15 Kasım 2015 00:52

Arı ve insan

Arı ve insan

Fotoğraf: Envato

Paylaş

İnsan türünün arılarla ve onların üretimi olan bal ile olan ilişkisi, insanın insan olma süreci kadar eski neredeyse. Balın insan evrimindeki rolü ise muhtemelen balın enerji açısından zengin bir şeker kaynağı olması ile ilintili. İnsanın insan olma sürecinde, ilk insan türlerinin beyin büyüklüğünün artması önemli bir  evrimsel aşamayı  oluşturmakta. Büyüyen beynin gereksinim duyduğu enerji büyük bir olasılıkla enerji açısından zengin besinlere yönelinerek elde edildi. Bal tüm dünyada yaygın olarak kullanılan bir besin kaynağı. Bal, yine bir çok farklı kültürde, diyetin (kullanılan besinler) önemli bir parçası. Bunun dışında arılar, ekosistemin önemli bir parçası. Arılar polenleri bitkiden bitkiye taşıyarak, bitkilerin tozlaşmasında dolayısıyla döllenerek meyvelerin, tohumun oluşmasında büyük bir rol oynamakta. 

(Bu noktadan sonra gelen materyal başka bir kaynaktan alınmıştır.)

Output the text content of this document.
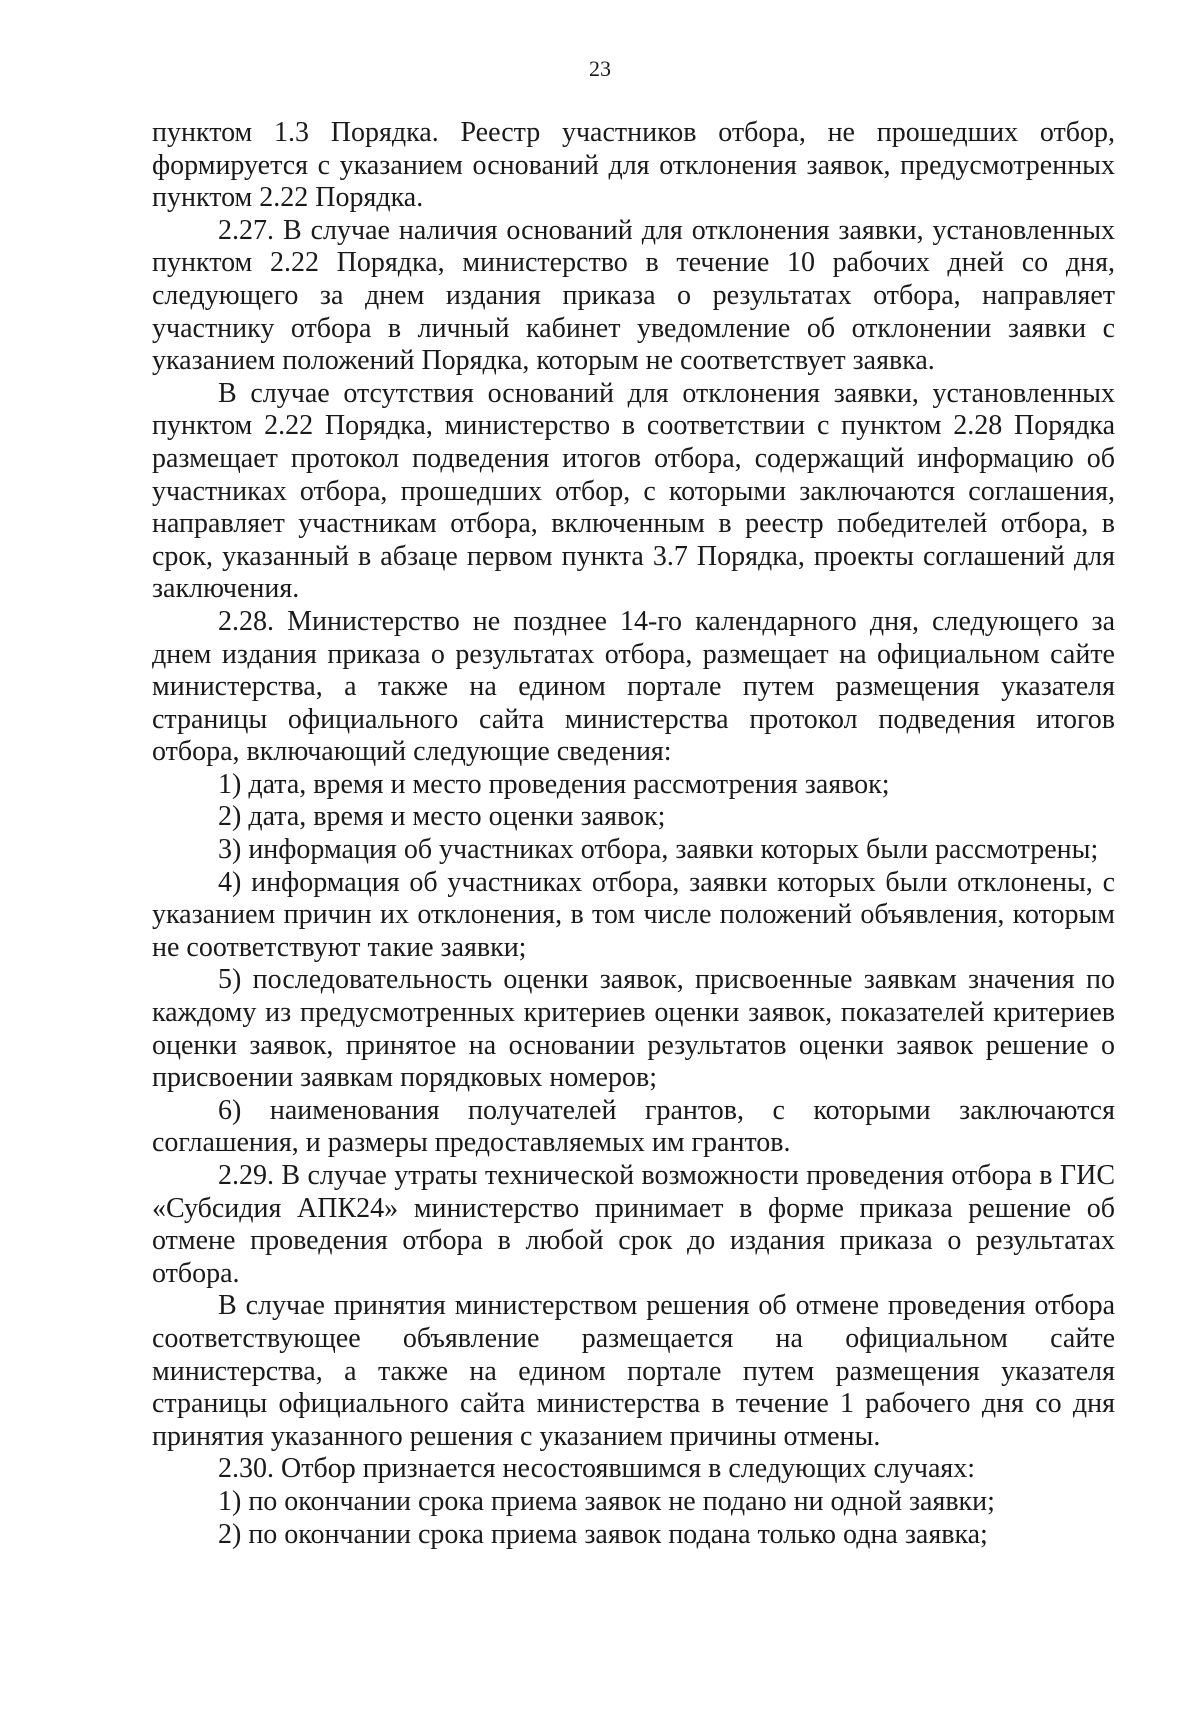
23

пунктом 1.3 Порядка. Реестр участников отбора, не прошедших отбор, формируется с указанием оснований для отклонения заявок, предусмотренных пунктом 2.22 Порядка.

2.27. В случае наличия оснований для отклонения заявки, установленных пунктом 2.22 Порядка, министерство в течение 10 рабочих дней со дня, следующего за днем издания приказа о результатах отбора, направляет участнику отбора в личный кабинет уведомление об отклонении заявки с указанием положений Порядка, которым не соответствует заявка.

В случае отсутствия оснований для отклонения заявки, установленных пунктом 2.22 Порядка, министерство в соответствии с пунктом 2.28 Порядка размещает протокол подведения итогов отбора, содержащий информацию об участниках отбора, прошедших отбор, с которыми заключаются соглашения, направляет участникам отбора, включенным в реестр победителей отбора, в срок, указанный в абзаце первом пункта 3.7 Порядка, проекты соглашений для заключения.

2.28. Министерство не позднее 14-го календарного дня, следующего за днем издания приказа о результатах отбора, размещает на официальном сайте министерства, а также на едином портале путем размещения указателя страницы официального сайта министерства протокол подведения итогов отбора, включающий следующие сведения:

1) дата, время и место проведения рассмотрения заявок;

2) дата, время и место оценки заявок;

3) информация об участниках отбора, заявки которых были рассмотрены;

4) информация об участниках отбора, заявки которых были отклонены, с указанием причин их отклонения, в том числе положений объявления, которым не соответствуют такие заявки;

5) последовательность оценки заявок, присвоенные заявкам значения по каждому из предусмотренных критериев оценки заявок, показателей критериев оценки заявок, принятое на основании результатов оценки заявок решение о присвоении заявкам порядковых номеров;

6) наименования получателей грантов, с которыми заключаются соглашения, и размеры предоставляемых им грантов.

2.29. В случае утраты технической возможности проведения отбора в ГИС «Субсидия АПК24» министерство принимает в форме приказа решение об отмене проведения отбора в любой срок до издания приказа о результатах отбора.

В случае принятия министерством решения об отмене проведения отбора соответствующее объявление размещается на официальном сайте министерства, а также на едином портале путем размещения указателя страницы официального сайта министерства в течение 1 рабочего дня со дня принятия указанного решения с указанием причины отмены.

2.30. Отбор признается несостоявшимся в следующих случаях:

1) по окончании срока приема заявок не подано ни одной заявки;

2) по окончании срока приема заявок подана только одна заявка;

Bazı mağara resimlerinde bal peteği, arı sürüleri ve bal toplayıcılığının gösterildiği bilinmekte. Bu resimlerin bir kısmı kırk bin yıl öncesine kadar tarihlendirilmekte1. Eski Mısır’da firavunların mezarlarındaki resimlerde de kovancılığın ilk izleri görülebilmekte ancak bu bağın ne zaman ve nerede kurulduğuna dair bir bulgu şimdiye kadar ortaya çıkmamıştı. 

Nature dergisinde 12 Kasım 2015 tarihinde yayımlanan araştırma, tarih öncesi dönemlerin ilk çiftçileri ile balarısı arasındaki ilişkiye ışık tutuyor2.  Çalışma Bristol Üniversitesinin öncülüğünde yürütülmüş ve yaklaşık yirmi yıllık uzun bir araştırmanın ürünü. Araştırmacılar, Avrupa, Ortadoğu ve Kuzey Afrika’da yer alan yüz ellinin üzerinde arkeolojik kazı alanından kilden yapılmış çanak çömlek parçalarından örnekler alarak bu örneklerde balmumu bulunup bulunmadığını analiz etmişler. Bunun için  oldukça hassas bir analiz yöntemi olan yüksek sıcaklıklı gaz kromotografisi/kütle spektromesi (HTGC/MS)  kullanılmış.  Araştırmaya konu olan  Neolitik dönem yerleşim yerleri arasında ülkemizden Çatalhöyük, Çayönü Tepesi (Anadolu), Aşağıpınar ve Toptepe (Trakya) bulunmakta. İstanbul Üniversitesi Prehistorya Bölümünden Prof. Dr. Mehmet Özdoğan da araştırmanın yazarlarından. Araştırmaya konu olan bölgelerin bir kısmından alınan örneklerde balmumuna rastlanmış. Ergani yakınlarındaki Çayönü Tepesi’nden alınan örnekler MÖ 6500 yılına kadar tarihlendirilmiş. Bu kapların analizinde hayvan yağlarına da rastlanmış. Bu yağların bu kaplardaki varlığı, bu kapların pişirme için kullanıldığına işaret etmekte. Neolitik çağlarda, Anadolu’da bundan yaklaşık dokuz bin yıl önce o dönemin çiftçilerinin balarılarını kullandığını göstermekte. Yine Çatalhöyük’ten alınan kap örneklerinde de balmumuna rastlanmış. Yine bunu destekleyen diğer bir bulgu da bu bölgede bir duvarda  keşfedilen bal peteği şeklindeki boyama. İnsan balarısı ilişkisine dair en eski kanıtlar Çayönü Tepesi’nden ve Çatalhöyük’ten alınan kilden kaplardan gelmekte. Kırklareli’de bulunan Aşağıpınar Höyüğü ve Tekirdağ’da yer alan Toptepe Höyüğü’nde de balmumuna rastlanmış. Analizlerin yapıldığı kilden kaplar MÖ 5500 ila MÖ 5000 yılları arasına tarihlendirilmiş. Görünen o ki, arıcılığın kökenleri Anadolu’nun kadim halkları tarafından bundan binlerce yıl önce atılmış. 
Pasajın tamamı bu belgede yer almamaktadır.